Sukkah 5 - July 12, 3 Av

Daf Yomi for Women - Hadran - A podcast by Michelle Cohen Farber

Pictures Today's daf is sponsored by the Shuster family of Edison in memory of Sharonna's mother Sandra Shimoff and Ozer's grandmother Malka Shuster. A sukkah that is not ten handbreadths tall is invalid. Where do we learn this from? The first source is from the Ark which was ten handbreadths tall together with the kaporet. God spoke to Moshe from above that space according to the verse - from there we learn that God does not descend below ten handbreadths and man does not ascend to heaven except at a distance of ten handbreadths. This teaches us that that a domain in ten handbreadths.

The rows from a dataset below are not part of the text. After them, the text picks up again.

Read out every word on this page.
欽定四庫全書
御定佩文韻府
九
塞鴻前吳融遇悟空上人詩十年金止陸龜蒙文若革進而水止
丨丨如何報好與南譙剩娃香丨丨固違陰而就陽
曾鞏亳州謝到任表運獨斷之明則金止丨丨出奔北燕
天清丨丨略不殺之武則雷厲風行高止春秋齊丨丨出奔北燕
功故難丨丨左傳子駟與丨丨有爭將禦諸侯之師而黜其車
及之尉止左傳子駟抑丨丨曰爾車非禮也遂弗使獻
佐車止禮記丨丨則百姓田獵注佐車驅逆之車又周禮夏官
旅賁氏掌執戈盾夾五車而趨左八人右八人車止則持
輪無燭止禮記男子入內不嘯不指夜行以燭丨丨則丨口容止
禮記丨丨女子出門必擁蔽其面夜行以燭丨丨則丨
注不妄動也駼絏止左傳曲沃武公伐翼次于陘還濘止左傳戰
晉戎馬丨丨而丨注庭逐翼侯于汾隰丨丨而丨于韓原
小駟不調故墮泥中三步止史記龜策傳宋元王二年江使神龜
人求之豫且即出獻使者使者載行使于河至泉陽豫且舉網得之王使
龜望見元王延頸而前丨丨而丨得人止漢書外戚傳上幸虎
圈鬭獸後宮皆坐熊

How do we know that the Ark was nine handbreadths and the kaporet was one? The Ark's height is mentioned explicitly but the kaporet is not. The gemara first derives it from the frame around the Table and then Rav Huna derives it from the words "on the face of the kaporet" and the face of a baby is the size of one handbreadth. The gemara offers various possibilities of sizes of other items in the Temple or other sizes of faces that it could have been derived from but rejects them. If we derive if from the Ark and the kaporet, why would the ten handbreadths not include the sechach of the sukkah as the Ark and the kaporet together equal ten? Because of this difficulty, the gemara brings a different proof from the ten handbreadths between the wings of the cherubim and the ark below (the height of the cherubim themselves). This however only works according to Rabbi Meir's opinion that the cubits of the Ark and other vessels in the Tabernacle were made of six handbreadths but according to Rabbi Yehuda who holds that vessels were five handbreadths, the calculation would lead us to eleven and a half, not ten! Rabbi Yehuda therefore must learn it from somewhere else. The gemara suggests that he holds it is a tradition passed down from Moshe at Sinai - Halacha l'Moshe m'Sinai.